The page structure is as good as possible given the landscape format and page size. The full page photie is the right idea (if not always the right photie), and the opposite page carries just enough information. The descriptive text is generally sound without ever descending into unnecessary excess, and the use of bullet points keeps it concise. The headline font is attractive and complements the contemporary styling which seems to be the intention. The swatches could do with being bigger, but we are back at the size limitation problem. And it would be better to have the size/pack information on the page rather than have to consult the complicated matrix at the back.
page layout
There's also no sense of a break between flags and blocks, or blocks and walling, or walling and accessories. There is supposed to be a colour theme identifying each section, as shown on the contents page and on the rear cover, but it's not apparent in the body of the brochure. This is where all that 'Mission Statement' text at the beginning could have been employed to greater effect. Use the valuable information about sustainability and ethics to create a natural break between, say, flags and blocks.

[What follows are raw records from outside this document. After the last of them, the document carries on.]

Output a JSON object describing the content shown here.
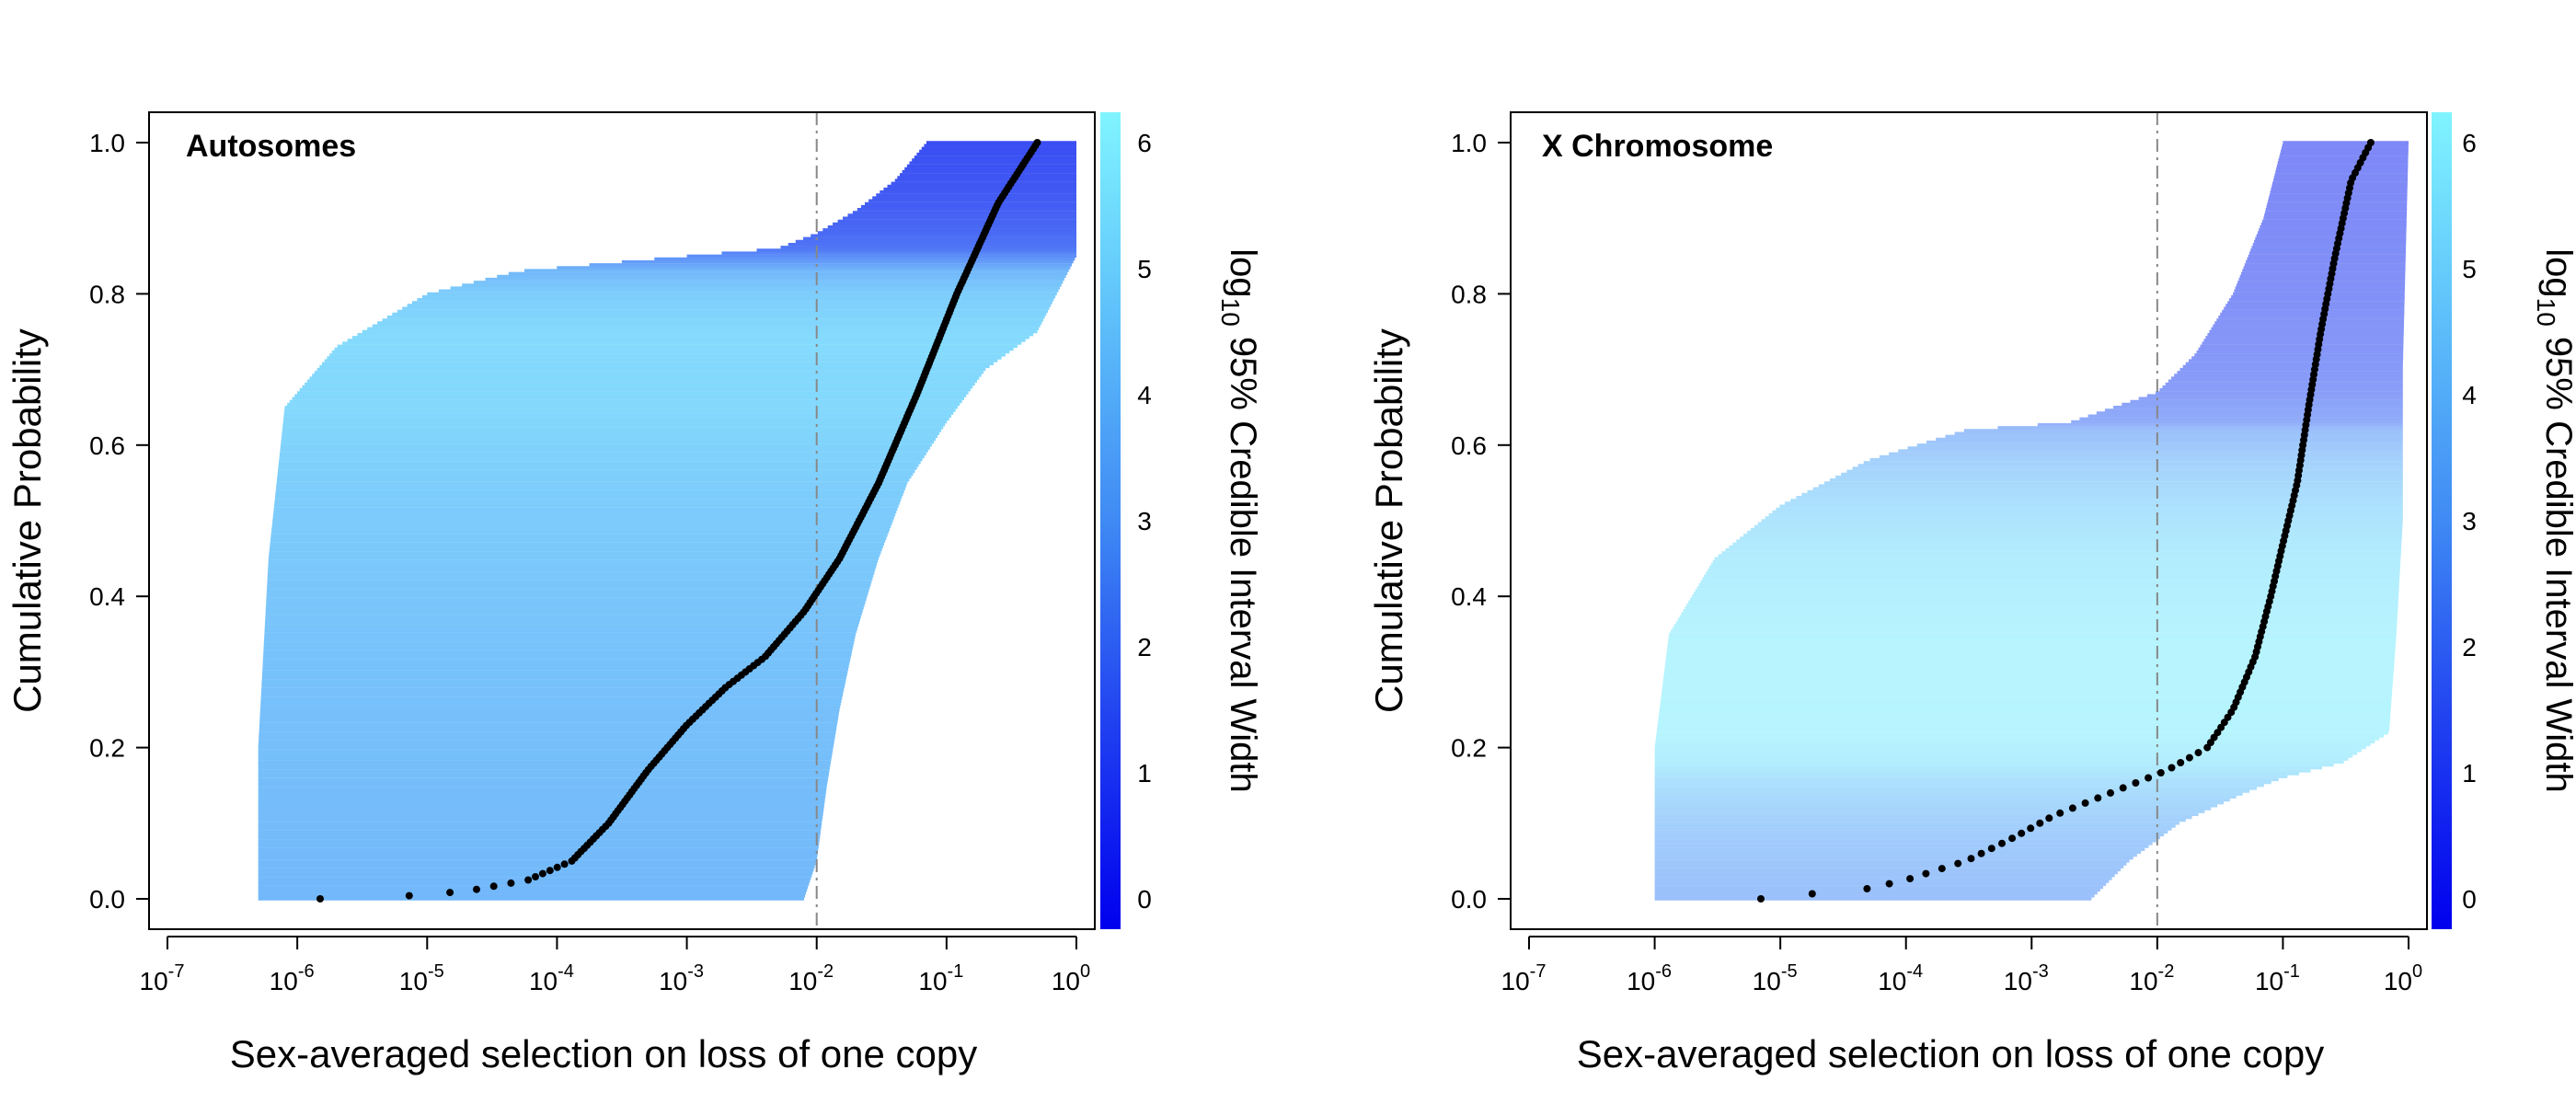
{
  "chart_data": [
    {
      "type": "scatter",
      "title": "Autosomes",
      "xlabel": "Sex-averaged selection on loss of one copy",
      "ylabel": "Cumulative Probability",
      "x_scale": "log10",
      "xlim": [
        1e-07,
        1
      ],
      "ylim": [
        0,
        1
      ],
      "x_tick_exponents": [
        -7,
        -6,
        -5,
        -4,
        -3,
        -2,
        -1,
        0
      ],
      "y_ticks": [
        "0.0",
        "0.2",
        "0.4",
        "0.6",
        "0.8",
        "1.0"
      ],
      "reference_line_x": 0.01,
      "point_color": "#000000",
      "interval_color_scale": {
        "label_prefix": "log",
        "label_subscript": "10",
        "label_suffix": " 95% Credible Interval Width",
        "ticks": [
          "0",
          "1",
          "2",
          "3",
          "4",
          "5",
          "6"
        ],
        "range": [
          0,
          6
        ],
        "color_low": "#0000ee",
        "color_high": "#80f4ff"
      },
      "median_curve": [
        [
          1.5e-06,
          0.0
        ],
        [
          5e-06,
          0.002
        ],
        [
          2e-05,
          0.01
        ],
        [
          6e-05,
          0.025
        ],
        [
          0.00013,
          0.05
        ],
        [
          0.00025,
          0.1
        ],
        [
          0.0005,
          0.17
        ],
        [
          0.001,
          0.23
        ],
        [
          0.002,
          0.28
        ],
        [
          0.004,
          0.32
        ],
        [
          0.008,
          0.38
        ],
        [
          0.015,
          0.45
        ],
        [
          0.03,
          0.55
        ],
        [
          0.06,
          0.67
        ],
        [
          0.12,
          0.8
        ],
        [
          0.25,
          0.92
        ],
        [
          0.5,
          1.0
        ]
      ],
      "ci_lower_curve": [
        [
          5e-07,
          0.0
        ],
        [
          5e-07,
          0.2
        ],
        [
          6e-07,
          0.45
        ],
        [
          8e-07,
          0.65
        ],
        [
          2e-06,
          0.73
        ],
        [
          1e-05,
          0.8
        ],
        [
          5e-05,
          0.83
        ],
        [
          0.001,
          0.85
        ],
        [
          0.005,
          0.86
        ],
        [
          0.01,
          0.88
        ],
        [
          0.02,
          0.91
        ],
        [
          0.04,
          0.95
        ],
        [
          0.07,
          1.0
        ]
      ],
      "ci_upper_curve": [
        [
          0.008,
          0.0
        ],
        [
          0.01,
          0.05
        ],
        [
          0.012,
          0.15
        ],
        [
          0.015,
          0.25
        ],
        [
          0.02,
          0.35
        ],
        [
          0.03,
          0.45
        ],
        [
          0.05,
          0.55
        ],
        [
          0.1,
          0.63
        ],
        [
          0.2,
          0.7
        ],
        [
          0.5,
          0.75
        ],
        [
          1,
          0.85
        ],
        [
          1,
          1.0
        ]
      ]
    },
    {
      "type": "scatter",
      "title": "X Chromosome",
      "xlabel": "Sex-averaged selection on loss of one copy",
      "ylabel": "Cumulative Probability",
      "x_scale": "log10",
      "xlim": [
        1e-07,
        1
      ],
      "ylim": [
        0,
        1
      ],
      "x_tick_exponents": [
        -7,
        -6,
        -5,
        -4,
        -3,
        -2,
        -1,
        0
      ],
      "y_ticks": [
        "0.0",
        "0.2",
        "0.4",
        "0.6",
        "0.8",
        "1.0"
      ],
      "reference_line_x": 0.01,
      "point_color": "#000000",
      "interval_color_scale": {
        "label_prefix": "log",
        "label_subscript": "10",
        "label_suffix": " 95% Credible Interval Width",
        "ticks": [
          "0",
          "1",
          "2",
          "3",
          "4",
          "5",
          "6"
        ],
        "range": [
          0,
          6
        ],
        "color_low": "#0000ee",
        "color_high": "#80f4ff"
      },
      "median_curve": [
        [
          7e-06,
          0.0
        ],
        [
          1.2e-05,
          0.005
        ],
        [
          4e-05,
          0.01
        ],
        [
          0.0001,
          0.025
        ],
        [
          0.0003,
          0.05
        ],
        [
          0.0007,
          0.08
        ],
        [
          0.0015,
          0.11
        ],
        [
          0.003,
          0.13
        ],
        [
          0.006,
          0.15
        ],
        [
          0.012,
          0.17
        ],
        [
          0.025,
          0.2
        ],
        [
          0.04,
          0.25
        ],
        [
          0.06,
          0.32
        ],
        [
          0.08,
          0.4
        ],
        [
          0.1,
          0.47
        ],
        [
          0.13,
          0.55
        ],
        [
          0.16,
          0.65
        ],
        [
          0.2,
          0.75
        ],
        [
          0.26,
          0.85
        ],
        [
          0.35,
          0.95
        ],
        [
          0.5,
          1.0
        ]
      ],
      "ci_lower_curve": [
        [
          1e-06,
          0.0
        ],
        [
          1e-06,
          0.2
        ],
        [
          1.3e-06,
          0.35
        ],
        [
          3e-06,
          0.45
        ],
        [
          1e-05,
          0.52
        ],
        [
          5e-05,
          0.58
        ],
        [
          0.0003,
          0.62
        ],
        [
          0.002,
          0.63
        ],
        [
          0.01,
          0.67
        ],
        [
          0.02,
          0.72
        ],
        [
          0.04,
          0.8
        ],
        [
          0.07,
          0.9
        ],
        [
          0.1,
          1.0
        ]
      ],
      "ci_upper_curve": [
        [
          0.003,
          0.0
        ],
        [
          0.006,
          0.05
        ],
        [
          0.015,
          0.1
        ],
        [
          0.05,
          0.14
        ],
        [
          0.1,
          0.16
        ],
        [
          0.3,
          0.18
        ],
        [
          0.7,
          0.22
        ],
        [
          0.8,
          0.35
        ],
        [
          0.9,
          0.5
        ],
        [
          0.9,
          0.7
        ],
        [
          1,
          1.0
        ]
      ]
    }
  ]
}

It helps create distinct and discrete sections within the brochure but it also helps bring more attention to the topic by not losing it amongst a sea of worthy wordiness.


Summary and availability

I have to be brutally honest; if there is any value in these reviews at all, it lies in their honesty, even when that honesty may upset or even offend people and companies I respect enormously. Overall, I don't think the brochure does full justice to the products or to the standards to which Natural Paving as a company aspires. Too many photies are barely average or even poor; too many images show basic installation errors or, sad to say, examples of bad practice; and many of the layouts are just plain wrong.

And this is so bloody annoying. Natural Paving is one of the very best suppliers in the land. When asked, I have no hesitation in recommending their stone and their service. They are a fine example to everyone in the paving supply industry. So how has all this slipped through?

If you want to run an 'Approved Installer' scheme, you have to, simply *MUST* espouse the very highest standards. You CANNOT show shoddy cuts, variable jointing colour and finish, crossed joints, inconsistent levels and incorrect layouts: it sends a message to these allegedly 'approved' contractors that such work is acceptable, when it's not, or at least, it's not as far as I'm concerned. More worryingly, it sends a message to the customers that this is just about as good as you can expect. That, I'm afraid, is not good enough. unacceptable cutting
Cutting-in is simply not compliant with standards!
All this may seem harsh, but it is intended as constructive criticism to a company I hugely admire. It in no way detracts from the excellent paving materials supplied, nor the exceptional level of sales and after-sales service provided by one of the most knowledgeable teams in the industry. Don't let my narky comments deter you in the slightest from using Natural Paving on your project or recommending the company to your clients. My beef is with the brochure, not the paving. Once they get these niggles ironed out of their brochure (2015 perhaps?), then the competition better look out!